The other is EPIC aka the electronic medical record. The way rounds works now is everyone sees their patients then vanishes to the computer room to chart. I rarely see other docs, attendings or residents, as I wander the halls. The constant interaction with other providers has vanished and with it the cross-fertilization that occurs with discussing the odd cases. I used to get multiple questions a day from docs I would run into. Now? Maybe one a day. On a busy day.
I do not know what the solution is to improving diagnostic acumen. The comment section of the NYT article suggests doctors should listen to patients better. I doubt that. Patients don’t give histories, they tell stories. Digression-filled stories from which we need to extract the pattern of the patient’s disease. It is amazing how much of what I need to know (symptoms, onset, progression, current status) seems at times to be almost deliberately avoided by patients in favor of details I do not need or information I have ready access to in the chart. Time, concentration, stamina, empathy are all limited resources in a busy day. I understand why doctors interrupt the patient around 11 seconds in.
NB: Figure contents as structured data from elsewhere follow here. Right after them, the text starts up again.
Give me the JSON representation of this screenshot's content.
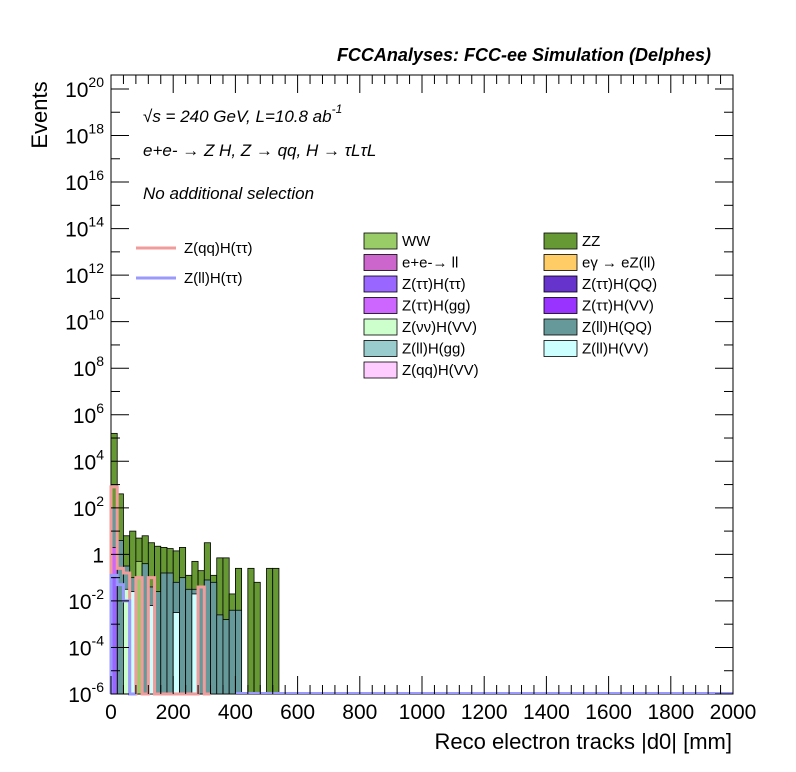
{
  "chart_data": {
    "type": "bar",
    "title": "FCCAnalyses: FCC-ee Simulation (Delphes)",
    "xlabel": "Reco electron tracks |d0| [mm]",
    "ylabel": "Events",
    "xlim": [
      0,
      2000
    ],
    "ylim_log10": [
      -6,
      20.6
    ],
    "y_scale": "log",
    "grid": false,
    "x_ticks": [
      "0",
      "200",
      "400",
      "600",
      "800",
      "1000",
      "1200",
      "1400",
      "1600",
      "1800",
      "2000"
    ],
    "y_ticks": [
      {
        "base": "10",
        "exp": "20"
      },
      {
        "base": "10",
        "exp": "18"
      },
      {
        "base": "10",
        "exp": "16"
      },
      {
        "base": "10",
        "exp": "14"
      },
      {
        "base": "10",
        "exp": "12"
      },
      {
        "base": "10",
        "exp": "10"
      },
      {
        "base": "10",
        "exp": "8"
      },
      {
        "base": "10",
        "exp": "6"
      },
      {
        "base": "10",
        "exp": "4"
      },
      {
        "base": "10",
        "exp": "2"
      },
      {
        "base": "1",
        "exp": ""
      },
      {
        "base": "10",
        "exp": "-2"
      },
      {
        "base": "10",
        "exp": "-4"
      },
      {
        "base": "10",
        "exp": "-6"
      }
    ],
    "annotations": {
      "energy": "√s = 240 GeV, L=10.8 ab",
      "energy_exp": "-1",
      "process": "e+e- → Z H, Z → qq, H → τLτL",
      "selection": "No additional selection"
    },
    "legend_lines": [
      {
        "name": "Z(qq)H(ττ)",
        "color": "#f29b9b"
      },
      {
        "name": "Z(ll)H(ττ)",
        "color": "#9999ff"
      }
    ],
    "legend_fills": [
      {
        "name": "WW",
        "color": "#99cc66"
      },
      {
        "name": "ZZ",
        "color": "#669933"
      },
      {
        "name": "e+e-→ ll",
        "color": "#cc66cc"
      },
      {
        "name": "eγ → eZ(ll)",
        "color": "#ffcc66"
      },
      {
        "name": "Z(ττ)H(ττ)",
        "color": "#9966ff"
      },
      {
        "name": "Z(ττ)H(QQ)",
        "color": "#6633cc"
      },
      {
        "name": "Z(ττ)H(gg)",
        "color": "#cc66ff"
      },
      {
        "name": "Z(ττ)H(VV)",
        "color": "#9933ff"
      },
      {
        "name": "Z(νν)H(VV)",
        "color": "#ccffcc"
      },
      {
        "name": "Z(ll)H(QQ)",
        "color": "#669999"
      },
      {
        "name": "Z(ll)H(gg)",
        "color": "#99cccc"
      },
      {
        "name": "Z(ll)H(VV)",
        "color": "#ccffff"
      },
      {
        "name": "Z(qq)H(VV)",
        "color": "#ffccff"
      }
    ],
    "bin_width": 20,
    "stack": [
      {
        "x": 0,
        "log10": 5.2,
        "color": "#669933"
      },
      {
        "x": 20,
        "log10": 2.6,
        "color": "#669933"
      },
      {
        "x": 40,
        "log10": 0.8,
        "color": "#669933"
      },
      {
        "x": 60,
        "log10": 1.0,
        "color": "#669933"
      },
      {
        "x": 80,
        "log10": 0.7,
        "color": "#669933"
      },
      {
        "x": 100,
        "log10": 0.8,
        "color": "#669933"
      },
      {
        "x": 120,
        "log10": 0.5,
        "color": "#669933"
      },
      {
        "x": 140,
        "log10": 0.35,
        "color": "#669933"
      },
      {
        "x": 160,
        "log10": 0.3,
        "color": "#669933"
      },
      {
        "x": 180,
        "log10": 0.25,
        "color": "#669933"
      },
      {
        "x": 200,
        "log10": 0.15,
        "color": "#669933"
      },
      {
        "x": 220,
        "log10": 0.3,
        "color": "#669933"
      },
      {
        "x": 240,
        "log10": -0.9,
        "color": "#669933"
      },
      {
        "x": 260,
        "log10": -0.3,
        "color": "#669933"
      },
      {
        "x": 280,
        "log10": -0.7,
        "color": "#669933"
      },
      {
        "x": 300,
        "log10": 0.5,
        "color": "#669933"
      },
      {
        "x": 320,
        "log10": -0.9,
        "color": "#669933"
      },
      {
        "x": 340,
        "log10": -0.15,
        "color": "#669933"
      },
      {
        "x": 360,
        "log10": -0.15,
        "color": "#669933"
      },
      {
        "x": 380,
        "log10": -1.7,
        "color": "#669933"
      },
      {
        "x": 400,
        "log10": -0.6,
        "color": "#669933"
      },
      {
        "x": 420,
        "log10": -6,
        "color": "#669933"
      },
      {
        "x": 440,
        "log10": -0.6,
        "color": "#669933"
      },
      {
        "x": 460,
        "log10": -1.2,
        "color": "#669933"
      },
      {
        "x": 480,
        "log10": -6,
        "color": "#669933"
      },
      {
        "x": 500,
        "log10": -0.6,
        "color": "#669933"
      },
      {
        "x": 520,
        "log10": -0.6,
        "color": "#669933"
      }
    ],
    "overlays": [
      {
        "x": 0,
        "log10": 2.0,
        "color": "#669999"
      },
      {
        "x": 20,
        "log10": 0.6,
        "color": "#669999"
      },
      {
        "x": 40,
        "log10": -0.5,
        "color": "#669999"
      },
      {
        "x": 60,
        "log10": -1.0,
        "color": "#669999"
      },
      {
        "x": 80,
        "log10": -0.3,
        "color": "#99cc66"
      },
      {
        "x": 100,
        "log10": -0.4,
        "color": "#669999"
      },
      {
        "x": 120,
        "log10": -1.4,
        "color": "#669999"
      },
      {
        "x": 140,
        "log10": -1.6,
        "color": "#669999"
      },
      {
        "x": 160,
        "log10": -0.8,
        "color": "#669999"
      },
      {
        "x": 180,
        "log10": -0.8,
        "color": "#669999"
      },
      {
        "x": 200,
        "log10": -1.2,
        "color": "#669999"
      },
      {
        "x": 220,
        "log10": -1.0,
        "color": "#669999"
      },
      {
        "x": 240,
        "log10": -1.5,
        "color": "#669999"
      },
      {
        "x": 260,
        "log10": -1.5,
        "color": "#669999"
      },
      {
        "x": 280,
        "log10": -1.4,
        "color": "#669999"
      },
      {
        "x": 300,
        "log10": -1.1,
        "color": "#669999"
      },
      {
        "x": 320,
        "log10": -1.2,
        "color": "#669999"
      },
      {
        "x": 340,
        "log10": -2.6,
        "color": "#669999"
      },
      {
        "x": 360,
        "log10": -2.8,
        "color": "#669999"
      },
      {
        "x": 380,
        "log10": -2.4,
        "color": "#669999"
      },
      {
        "x": 400,
        "log10": -2.4,
        "color": "#669999"
      },
      {
        "x": 0,
        "log10": 0.3,
        "color": "#cc66ff"
      },
      {
        "x": 0,
        "log10": -1.0,
        "color": "#9966ff"
      },
      {
        "x": 40,
        "log10": -1.5,
        "color": "#ccffcc"
      },
      {
        "x": 60,
        "log10": -1.6,
        "color": "#ccffff"
      },
      {
        "x": 120,
        "log10": -2.2,
        "color": "#ccffff"
      },
      {
        "x": 200,
        "log10": -2.5,
        "color": "#ccffff"
      },
      {
        "x": 260,
        "log10": -1.7,
        "color": "#ccffff"
      }
    ],
    "line_zqq": [
      {
        "x": 0,
        "log10": 2.9
      },
      {
        "x": 20,
        "log10": -0.6
      },
      {
        "x": 40,
        "log10": -0.8
      },
      {
        "x": 60,
        "log10": -6
      },
      {
        "x": 80,
        "log10": -1.0
      },
      {
        "x": 100,
        "log10": -6
      },
      {
        "x": 120,
        "log10": -1.0
      },
      {
        "x": 140,
        "log10": -6
      },
      {
        "x": 160,
        "log10": -6
      },
      {
        "x": 180,
        "log10": -6
      },
      {
        "x": 200,
        "log10": -6
      },
      {
        "x": 220,
        "log10": -6
      },
      {
        "x": 240,
        "log10": -6
      },
      {
        "x": 260,
        "log10": -6
      },
      {
        "x": 280,
        "log10": -1.4
      },
      {
        "x": 300,
        "log10": -6
      }
    ],
    "line_zll": [
      {
        "x": 0,
        "log10": -0.9
      },
      {
        "x": 20,
        "log10": -1.3
      },
      {
        "x": 40,
        "log10": -2.0
      },
      {
        "x": 60,
        "log10": -6
      }
    ]
  }
}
Often they are not telling you anything you need to know to figure out the problem at hand.
For a given disease, nonspecific or atypical symptoms increase the likelihood of error
These issues are not unique to the ED—they are seen across clinical settings, regardless of study method.
I am not certain if there is any way to make physicians better diagnosticians. Most of the solutions I find online seem a bit, well, trite. They come down to thinking better. Which is hard to do. Or teach. Just look at the cognitive bias codex. It is a wonder that humans can force themselves to think clearly. Rational thought, I wonder, is perhaps at its core an unnatural act. And there are those who just seem unable to process the information to come up with the right diagnosis. 1+1= cheese. Always odd to see. But how to counter it?
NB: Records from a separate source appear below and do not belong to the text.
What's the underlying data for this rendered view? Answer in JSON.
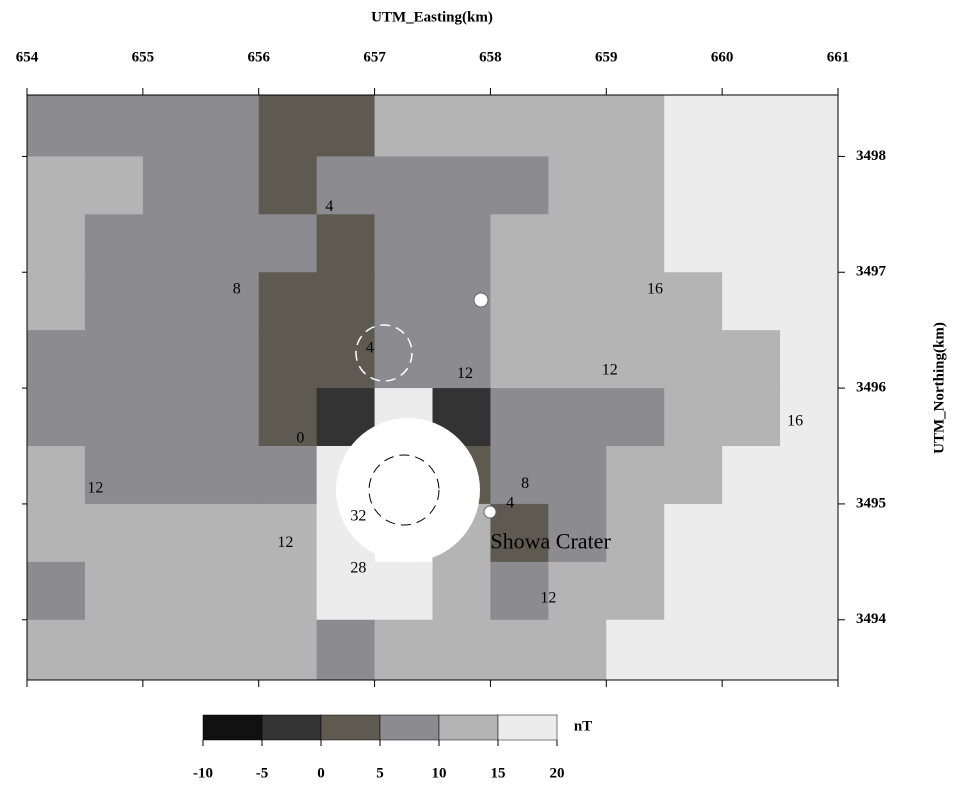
{
  "chart_data": {
    "type": "contour",
    "x_title": "UTM_Easting(km)",
    "y_title": "UTM_Northing(km)",
    "xlim": [
      654,
      661
    ],
    "xticks": [
      654,
      655,
      656,
      657,
      658,
      659,
      660,
      661
    ],
    "ylim": [
      3493.48,
      3498.53
    ],
    "yticks": [
      3494,
      3495,
      3496,
      3497,
      3498
    ],
    "x": [
      654.25,
      654.75,
      655.25,
      655.75,
      656.25,
      656.75,
      657.25,
      657.75,
      658.25,
      658.75,
      659.25,
      659.75,
      660.25,
      660.75
    ],
    "y": [
      3498.25,
      3497.75,
      3497.25,
      3496.75,
      3496.25,
      3495.75,
      3495.25,
      3494.75,
      3494.25,
      3493.75
    ],
    "z": [
      [
        8,
        8,
        9,
        7,
        4,
        4,
        11,
        11,
        11,
        12,
        14,
        17,
        17,
        17
      ],
      [
        11,
        11,
        8,
        7,
        3,
        5,
        9,
        8,
        7,
        11,
        13,
        16,
        17,
        17
      ],
      [
        10,
        8,
        7,
        7,
        6,
        3,
        7,
        9,
        11,
        12,
        13,
        15,
        16,
        17
      ],
      [
        10,
        8,
        7,
        6,
        3,
        3,
        5,
        9,
        11,
        12,
        12,
        13,
        15,
        17
      ],
      [
        8,
        9,
        8,
        6,
        3,
        4,
        5,
        9,
        11,
        12,
        12,
        13,
        14,
        16
      ],
      [
        7,
        9,
        8,
        7,
        3,
        -4,
        15,
        -2,
        8,
        8,
        7,
        11,
        14,
        16
      ],
      [
        11,
        9,
        8,
        7,
        6,
        20,
        null,
        2,
        7,
        9,
        10,
        13,
        16,
        17
      ],
      [
        11,
        11,
        10,
        11,
        13,
        30,
        null,
        11,
        3,
        9,
        12,
        15,
        16,
        17
      ],
      [
        9,
        10,
        11,
        11,
        11,
        18,
        16,
        12,
        9,
        12,
        14,
        16,
        17,
        17
      ],
      [
        10,
        10,
        10,
        11,
        11,
        8,
        14,
        13,
        13,
        14,
        15,
        16,
        17,
        17
      ]
    ],
    "levels": [
      -10,
      -5,
      0,
      5,
      10,
      15,
      20
    ],
    "colors": [
      "#111111",
      "#333333",
      "#5e5a52",
      "#8b8b90",
      "#b4b4b4",
      "#ececec"
    ],
    "colorbar_label": "nT",
    "contour_labels": [
      {
        "value": 4,
        "x": 656.61,
        "y": 3497.56
      },
      {
        "value": 8,
        "x": 655.81,
        "y": 3496.85
      },
      {
        "value": 4,
        "x": 656.96,
        "y": 3496.34
      },
      {
        "value": 12,
        "x": 657.78,
        "y": 3496.12
      },
      {
        "value": 12,
        "x": 659.03,
        "y": 3496.15
      },
      {
        "value": 16,
        "x": 659.42,
        "y": 3496.85
      },
      {
        "value": 16,
        "x": 660.63,
        "y": 3495.71
      },
      {
        "value": 0,
        "x": 656.36,
        "y": 3495.56
      },
      {
        "value": 12,
        "x": 654.59,
        "y": 3495.13
      },
      {
        "value": 12,
        "x": 656.23,
        "y": 3494.66
      },
      {
        "value": 32,
        "x": 656.86,
        "y": 3494.89
      },
      {
        "value": 28,
        "x": 656.86,
        "y": 3494.44
      },
      {
        "value": 8,
        "x": 658.3,
        "y": 3495.17
      },
      {
        "value": 4,
        "x": 658.17,
        "y": 3495.0
      },
      {
        "value": 12,
        "x": 658.5,
        "y": 3494.18
      }
    ],
    "annotation": {
      "text": "Showa Crater",
      "x": 658.0,
      "y": 3494.66
    }
  }
}
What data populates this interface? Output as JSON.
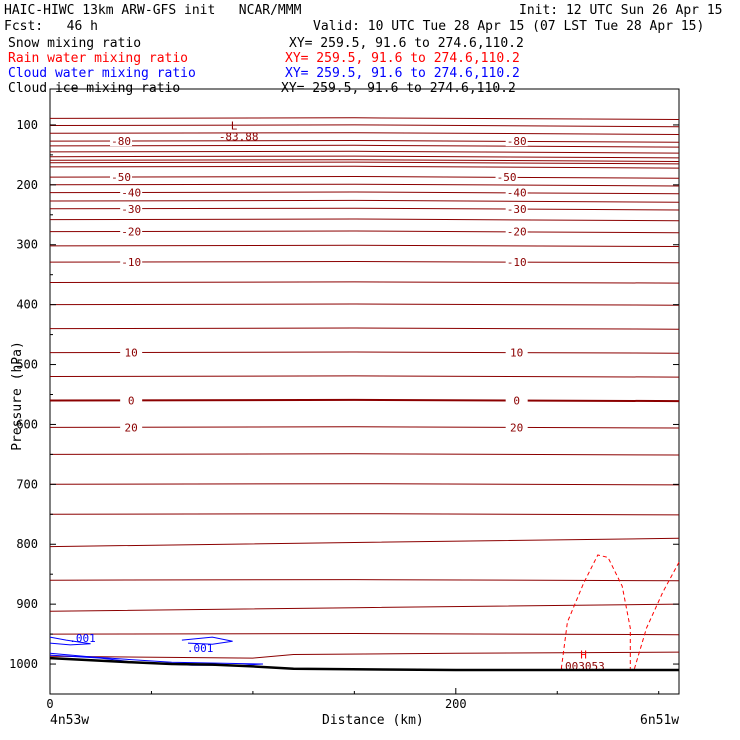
{
  "header": {
    "title": "HAIC-HIWC 13km ARW-GFS init   NCAR/MMM",
    "init": "Init: 12 UTC Sun 26 Apr 15",
    "fcst": "Fcst:   46 h",
    "valid": "Valid: 10 UTC Tue 28 Apr 15 (07 LST Tue 28 Apr 15)"
  },
  "fields": [
    {
      "name": "Snow mixing ratio",
      "xy": "XY= 259.5, 91.6 to 274.6,110.2",
      "color": "#000000"
    },
    {
      "name": "Rain water mixing ratio",
      "xy": "XY= 259.5, 91.6 to 274.6,110.2",
      "color": "#ff0000"
    },
    {
      "name": "Cloud water mixing ratio",
      "xy": "XY= 259.5, 91.6 to 274.6,110.2",
      "color": "#0000ff"
    },
    {
      "name": "Cloud ice mixing ratio",
      "xy": "XY= 259.5, 91.6 to 274.6,110.2",
      "color": "#000000"
    }
  ],
  "chart_data": {
    "type": "line",
    "ylabel": "Pressure (hPa)",
    "xlabel": "Distance (km)",
    "x_start_label": "4n53w",
    "x_end_label": "6n51w",
    "xlim": [
      0,
      310
    ],
    "ylim": [
      1050,
      40
    ],
    "x_ticks": [
      0,
      200
    ],
    "y_ticks": [
      100,
      200,
      300,
      400,
      500,
      600,
      700,
      800,
      900,
      1000
    ],
    "temperature_contour_color": "#8b0000",
    "temperature_contours": [
      {
        "label": "-80",
        "p": 127,
        "labels_at_km": [
          35,
          230
        ]
      },
      {
        "label": "-50",
        "p": 187,
        "labels_at_km": [
          35,
          225
        ]
      },
      {
        "label": "-40",
        "p": 213,
        "labels_at_km": [
          40,
          230
        ]
      },
      {
        "label": "-30",
        "p": 240,
        "labels_at_km": [
          40,
          230
        ]
      },
      {
        "label": "-20",
        "p": 278,
        "labels_at_km": [
          40,
          230
        ]
      },
      {
        "label": "-10",
        "p": 329,
        "labels_at_km": [
          40,
          230
        ]
      },
      {
        "label": "0",
        "p": 560,
        "labels_at_km": [
          40,
          230
        ]
      },
      {
        "label": "10",
        "p": 480,
        "labels_at_km": [
          40,
          230
        ]
      },
      {
        "label": "20",
        "p": 605,
        "labels_at_km": [
          40,
          230
        ]
      }
    ],
    "temperature_minimum": {
      "label": "L",
      "value": "-83.88",
      "x": 93,
      "p": 108
    },
    "rain_maximum": {
      "label": "H",
      "value": ".003053",
      "x": 262,
      "p": 993
    },
    "cloud_water_labels": [
      {
        "value": ".001",
        "x": 16,
        "p": 963
      },
      {
        "value": ".001",
        "x": 74,
        "p": 980
      }
    ]
  }
}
One of the sobering experiences of my career is coming across the charts of patients I took care of long ago. Reading my notes I wrote as an intern when I was a third-year resident or coming across my notes from early in my practice.
Man. As Mark Twain famously sort of noted:
When I was an intern, I was so ignorant I could hardly be called a doctor. But when I got to be an attending, I was astonished at how much I had learned in seven years.
My current skill set is a result of 40 years of hospital clinical medicine and all that comes with it. I do not think there is a shortcut to all the lessons learned. Unfortunately. I expect some misdiagnosis will always be part of the human condition.